When Hills came to Monroe Carell in 2016, she and a nurse practitioner provided palliative care services. Now the interdisciplinary team has expanded to include a second physician, a nurse coordinator and a social worker. Their patients range from unborn children with serious or life-limiting diagnoses (the team meets with families at the Reed Family Maternal Fetal Clinic at Vanderbilt) to young adults with complex medical conditions.
“We’ve spent a lot of time helping families and clinicians realize that we’re not just end-of-life care,” Hills said. “Palliative care includes so many other things, such as understanding the patient’s and family’s goals, improving quality of life, pain management and symptom management. We see patients with many different medical conditions, and we’ve established relationships with clinical groups throughout the hospital. Each year we’ve been able to do more.”
During high school in Portland, Oregon, Hills volunteered at a Ronald McDonald House, where families with seriously ill children can stay near the hospital. There she witnessed how a child’s illness impacts the entire family, and, for the first time, she interacted with children who died from their illnesses.
Hills also connects her career path with the year she turned 25. Her mother was diagnosed with lung cancer, and she died just a year later.
“I remember as she got sicker, we had to ask, ‘Should we get hospice involved now?’ Her providers didn’t bring up palliative care or hospice.

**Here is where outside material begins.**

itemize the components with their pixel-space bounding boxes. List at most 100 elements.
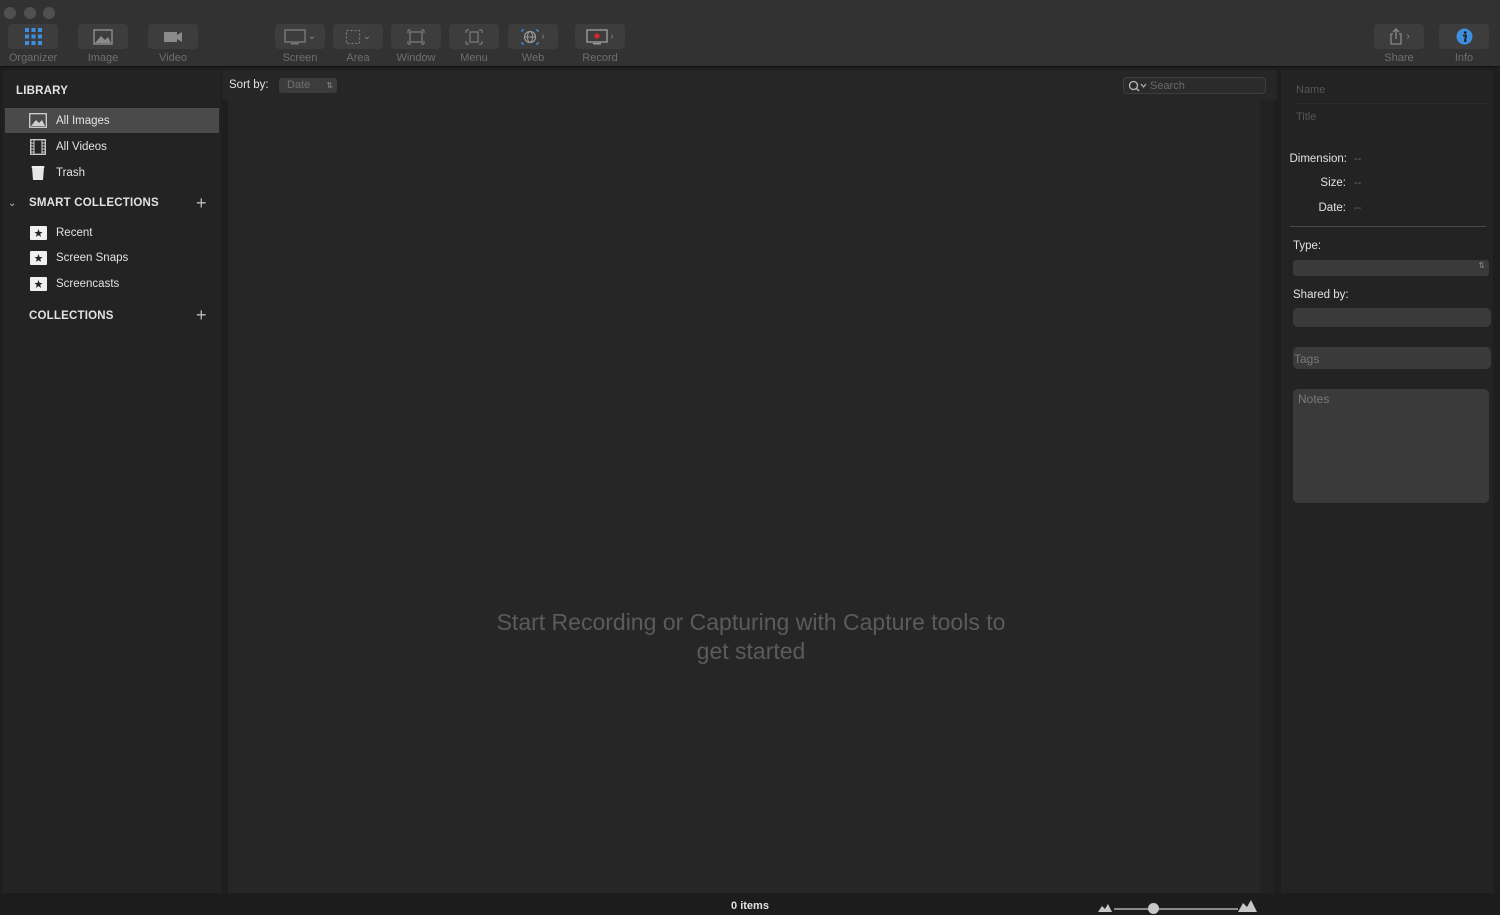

We were fortunate that we were able to keep her at home and respect her wishes. I’m so grateful for that and to the hospice team that took care of her.”
Hills is keenly aware of the long-term needs of grieving families, and one of her team’s goals is to establish hospital-based grief support for families, with a pilot group that began in the summer.
“For many families — especially those whose children have long-term illnesses — the hospital becomes their second home,” she said. “When they lose their child, family members have shared that they also feel like they’ve lost their second family. They really want grief support that is affiliated with the hospital.”